“Hi, this is Dr. Silvester and I’m going to talk to you a little bit today about why I think you should come to see us if you have a diabetic foot ulcer.
I had an experience two months ago when a gentleman came to see me who had been to a wound care center for about a month and a half and had been seeing another podiatrist for about a month. He had been told that he needed to get his first toe amputated because they were afraid that he had a bone infection.
This is a typical patient who comes to see us quite frequently – one who has diabetes, has had an ulcer and dealt with it for a long time without any success. The patient came in to see me and it may be that he has a bone infection (they can be difficult to diagnose in some cases), and we put him on a treatment therapy. One of the primary treatments we put him on was getting pressure off the wound. The mistake that I see most wound care centers and other doctors make is that they are treating the wound. The problem with treating the wound is that the wound is not the problem. The wound is A problem, but the problem is the pressure caused by some other biomechanical function or by some bone putting pressure on the area where the ulcer forms.

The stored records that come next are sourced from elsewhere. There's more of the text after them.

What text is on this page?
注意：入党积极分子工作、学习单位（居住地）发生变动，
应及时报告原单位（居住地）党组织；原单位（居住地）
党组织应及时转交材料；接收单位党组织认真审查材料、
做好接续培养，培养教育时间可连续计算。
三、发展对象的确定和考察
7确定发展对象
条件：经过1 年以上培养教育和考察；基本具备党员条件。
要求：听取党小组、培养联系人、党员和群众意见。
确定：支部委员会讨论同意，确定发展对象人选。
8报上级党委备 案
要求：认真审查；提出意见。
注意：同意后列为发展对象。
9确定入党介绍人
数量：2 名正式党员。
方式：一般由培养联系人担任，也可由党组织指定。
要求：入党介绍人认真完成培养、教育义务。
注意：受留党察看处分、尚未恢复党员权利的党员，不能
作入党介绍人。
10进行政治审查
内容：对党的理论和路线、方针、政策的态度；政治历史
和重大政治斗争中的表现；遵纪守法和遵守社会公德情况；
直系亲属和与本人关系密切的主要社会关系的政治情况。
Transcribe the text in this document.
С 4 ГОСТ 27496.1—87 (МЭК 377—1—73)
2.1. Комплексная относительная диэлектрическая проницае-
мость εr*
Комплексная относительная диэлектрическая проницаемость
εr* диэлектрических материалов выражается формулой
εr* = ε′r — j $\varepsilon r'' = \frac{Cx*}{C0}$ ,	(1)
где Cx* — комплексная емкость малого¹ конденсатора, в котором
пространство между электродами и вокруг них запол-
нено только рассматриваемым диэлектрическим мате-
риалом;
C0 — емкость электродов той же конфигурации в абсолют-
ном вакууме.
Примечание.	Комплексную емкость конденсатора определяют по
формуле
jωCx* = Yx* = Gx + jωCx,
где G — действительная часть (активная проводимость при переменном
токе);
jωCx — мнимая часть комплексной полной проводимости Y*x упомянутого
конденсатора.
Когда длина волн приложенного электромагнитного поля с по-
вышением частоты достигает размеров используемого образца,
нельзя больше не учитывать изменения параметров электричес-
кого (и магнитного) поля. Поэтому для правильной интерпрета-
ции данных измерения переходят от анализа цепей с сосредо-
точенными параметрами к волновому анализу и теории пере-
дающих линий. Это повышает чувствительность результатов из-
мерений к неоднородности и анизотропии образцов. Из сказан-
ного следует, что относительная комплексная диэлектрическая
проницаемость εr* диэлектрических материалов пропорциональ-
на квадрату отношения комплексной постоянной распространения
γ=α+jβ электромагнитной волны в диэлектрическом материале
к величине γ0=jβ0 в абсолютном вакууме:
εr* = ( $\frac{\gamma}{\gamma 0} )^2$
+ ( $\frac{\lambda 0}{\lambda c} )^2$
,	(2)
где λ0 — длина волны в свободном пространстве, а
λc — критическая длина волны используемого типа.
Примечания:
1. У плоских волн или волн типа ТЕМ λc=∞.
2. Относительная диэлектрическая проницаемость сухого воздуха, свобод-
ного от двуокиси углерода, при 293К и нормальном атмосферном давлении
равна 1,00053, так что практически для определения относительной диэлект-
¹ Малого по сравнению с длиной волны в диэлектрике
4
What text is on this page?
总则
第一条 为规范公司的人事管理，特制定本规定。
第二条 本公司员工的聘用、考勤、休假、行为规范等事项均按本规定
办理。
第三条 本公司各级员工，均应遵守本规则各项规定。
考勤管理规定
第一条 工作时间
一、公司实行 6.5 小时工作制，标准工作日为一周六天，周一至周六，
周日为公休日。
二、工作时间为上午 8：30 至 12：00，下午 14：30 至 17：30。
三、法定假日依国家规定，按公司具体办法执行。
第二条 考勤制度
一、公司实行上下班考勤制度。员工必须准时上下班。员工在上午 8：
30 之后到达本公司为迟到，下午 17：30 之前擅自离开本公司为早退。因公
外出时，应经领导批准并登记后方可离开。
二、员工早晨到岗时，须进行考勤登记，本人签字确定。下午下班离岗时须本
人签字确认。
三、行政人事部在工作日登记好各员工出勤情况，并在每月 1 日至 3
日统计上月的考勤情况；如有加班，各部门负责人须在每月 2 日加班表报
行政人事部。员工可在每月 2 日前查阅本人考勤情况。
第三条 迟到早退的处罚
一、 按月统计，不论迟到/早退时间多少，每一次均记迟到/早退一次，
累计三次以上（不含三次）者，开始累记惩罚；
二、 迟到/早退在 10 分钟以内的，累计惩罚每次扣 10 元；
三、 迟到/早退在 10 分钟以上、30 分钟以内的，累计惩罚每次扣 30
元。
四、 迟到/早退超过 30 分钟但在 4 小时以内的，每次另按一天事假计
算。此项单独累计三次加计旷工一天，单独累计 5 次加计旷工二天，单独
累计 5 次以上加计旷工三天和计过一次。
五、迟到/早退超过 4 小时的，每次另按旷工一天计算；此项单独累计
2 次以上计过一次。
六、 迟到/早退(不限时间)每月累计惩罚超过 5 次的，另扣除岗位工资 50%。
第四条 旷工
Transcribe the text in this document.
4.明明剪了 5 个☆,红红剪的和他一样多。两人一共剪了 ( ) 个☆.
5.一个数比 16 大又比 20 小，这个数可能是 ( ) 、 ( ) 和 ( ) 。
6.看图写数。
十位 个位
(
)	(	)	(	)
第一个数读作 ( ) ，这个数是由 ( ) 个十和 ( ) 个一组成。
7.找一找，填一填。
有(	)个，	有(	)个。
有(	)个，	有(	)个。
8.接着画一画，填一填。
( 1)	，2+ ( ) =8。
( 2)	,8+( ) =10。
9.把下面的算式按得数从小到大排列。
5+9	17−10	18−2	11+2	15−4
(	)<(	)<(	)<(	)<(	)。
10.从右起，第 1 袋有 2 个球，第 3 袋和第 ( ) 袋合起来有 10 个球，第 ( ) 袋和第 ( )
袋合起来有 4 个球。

The gentleman who came in to see me had this condition. We put him in a cast that took pressure off the wound, and almost immediately all of the redness went away and the ulcer began to shrink. We gave him some IV antibiotics and were able to clear up the infection. As soon as the patient got the cellulitis, or infection, down we didn’t let him return to shoes or put pressure on the foot in the same way. We immediately took him to surgery and we fixed the two components that were putting pressure on the ulcer.
The patient went through the recovery with no problem and was able to get back in shoes and the foot stayed closed.
The other patient that we see quite frequently is a patient who has had a diabetic foot ulcer and goes through elaborate and expensive wound care, gets the wound healed, but then three weeks later, when he returns to his normal shoes, the ulcer starts coming back. That is because they’re not addressing the cause of the problem.
It’s like having a flat tire. If you have a flat tire, the most important thing is to fix the leak. If you don’t fix the leak and just keep putting the air in the tire, it’s going to be an ongoing problem. What we try to do, with our understanding of biomechanics, surgical offloading, offloading with shoes and total contact casts, is “fix the leak” in the same time as we’re addressing the “air in the tire”.
That’s why I think it’s important for people who have a diabetic foot ulcer to consider seeing us so that we can address the cause of the ulcer initially and thereby, hopefully, prevent future breakdown and ongoing problems & difficulty in healing the wounds. For example, in this gentleman, who’d had a wound for six months, within a week after he had his surgery, his would closed completely and it hasn’t opened up since.
That’s something to consider, I appreciate you listening. Thank you!”